Alright guys and gals! Air up those tires and grease up that chain on your vintage ride. Let's get the gang back together! Meet up at Herberger Park. Saturday! 10/19/19 - 10 am. Cruise out at 1030 or so. Ride some miles and grab some drinks and grub like usual! Ill post up a route whenever I figure it out. Hope to see everyone out there! It's been awhile. Anyone and everyone is welcome to come out and ride, vintage or not. 


@dougfisk this post is mostly for lol, youre the only one not on FB.


----------



## Jarod24 (Aug 19, 2019)

@Eric I know you were interested also.
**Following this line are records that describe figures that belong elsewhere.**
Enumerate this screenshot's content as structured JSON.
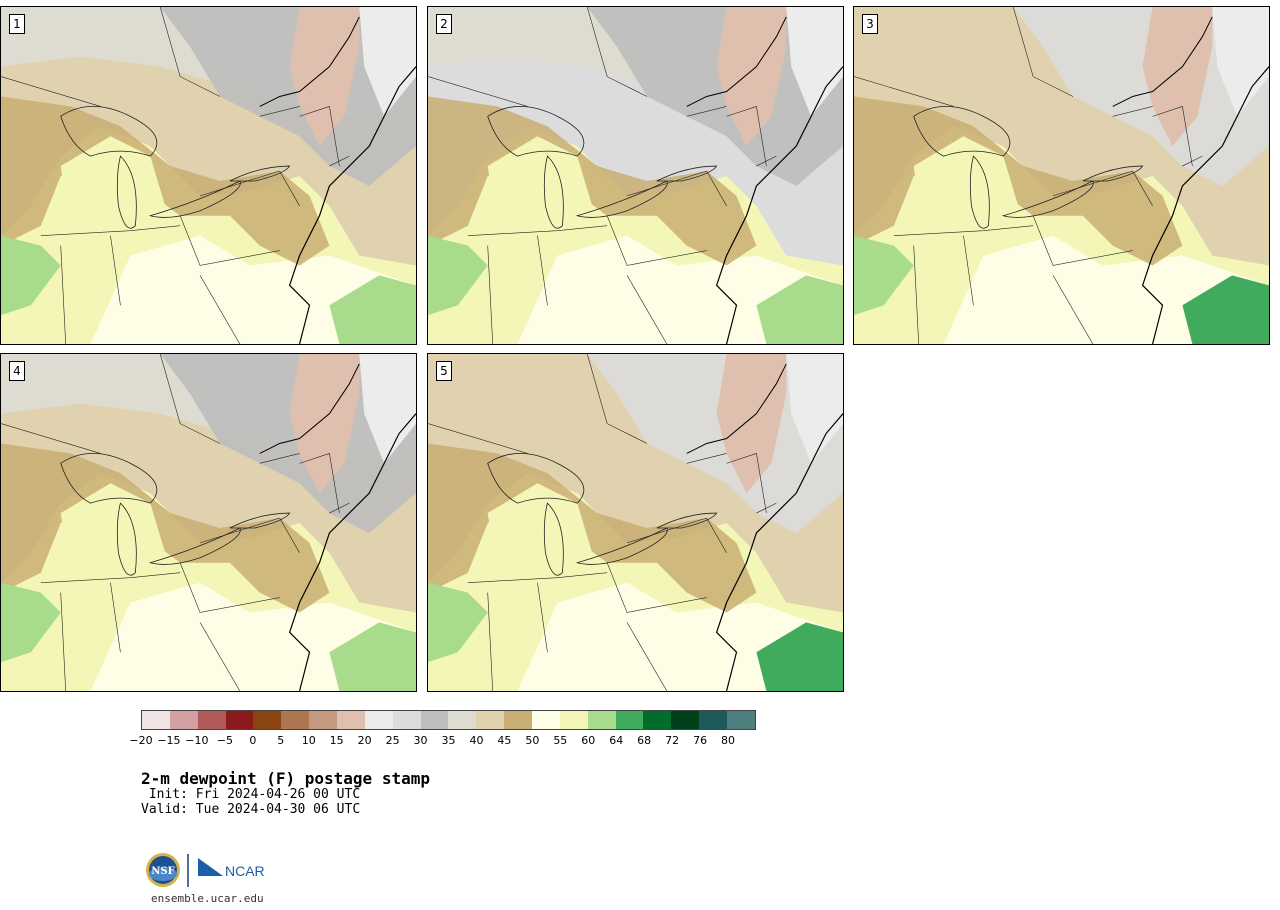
{
  "panels": [
    {
      "label": "1"
    },
    {
      "label": "2"
    },
    {
      "label": "3"
    },
    {
      "label": "4"
    },
    {
      "label": "5"
    }
  ],
  "colorbar": {
    "colors": [
      "#efe3e3",
      "#d2a0a0",
      "#b05a5a",
      "#8b1a1a",
      "#8b4513",
      "#ad7550",
      "#c69a80",
      "#dfc0ae",
      "#ececec",
      "#dcdcdc",
      "#bdbdbd",
      "#dedcd0",
      "#e0d2ae",
      "#c8ae72",
      "#fefde6",
      "#f3f6b6",
      "#a8dc8c",
      "#40ab5d",
      "#006d2c",
      "#00401a",
      "#1f5a5a",
      "#4d7f7f"
    ],
    "tick_labels": [
      "−20",
      "−15",
      "−10",
      "−5",
      "0",
      "5",
      "10",
      "15",
      "20",
      "25",
      "30",
      "35",
      "40",
      "45",
      "50",
      "55",
      "60",
      "64",
      "68",
      "72",
      "76",
      "80"
    ]
  },
  "title": "2-m dewpoint (F) postage stamp",
  "init": " Init: Fri 2024-04-26 00 UTC",
  "valid": "Valid: Tue 2024-04-30 06 UTC",
  "logos": {
    "nsf": "NSF",
    "ncar": "NCAR"
  },
  "site": "ensemble.ucar.edu"
}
It's on the FB page also. Hope to see ya there.


----------



## dougfisk (Oct 5, 2019)

Jarod24 said:


> ...@dougfisk this post is mostly for lol, youre the only one not on FB...





Jarod - That's because facebook is evil... and I can't be corrupted....


----------



## Jarod24 (Oct 18, 2019)

See you guys at the park 10am tomorrow!
@dougfisk


----------



## Awhipple (Oct 19, 2019)

Another great ride Jarod!


----------



## GTs58 (Oct 19, 2019)

Who all made the ride? I missed out again, as usual.   Hope yall had a good time today, I sure didn't.  

 Got the word they sold my RV Condo so I've been moving all my junk out over the last three weekends and today I got my pallet rack set up on some castors all ready for the move Sunday. This thing is 12.5' x 40" X 12' tall and my 1.5 ton jack seemed to be having a little trouble lifting one end.


----------



## Jarod24 (Oct 20, 2019)

@GTs58 one of these days you'll make it out. We had some new people this ride. Non vintage stuff. Had about 20 people total. As far as cabers it was myself, @Awhipple, and @62wagon. Good turn out though! I'll try to plan another one soon!


----------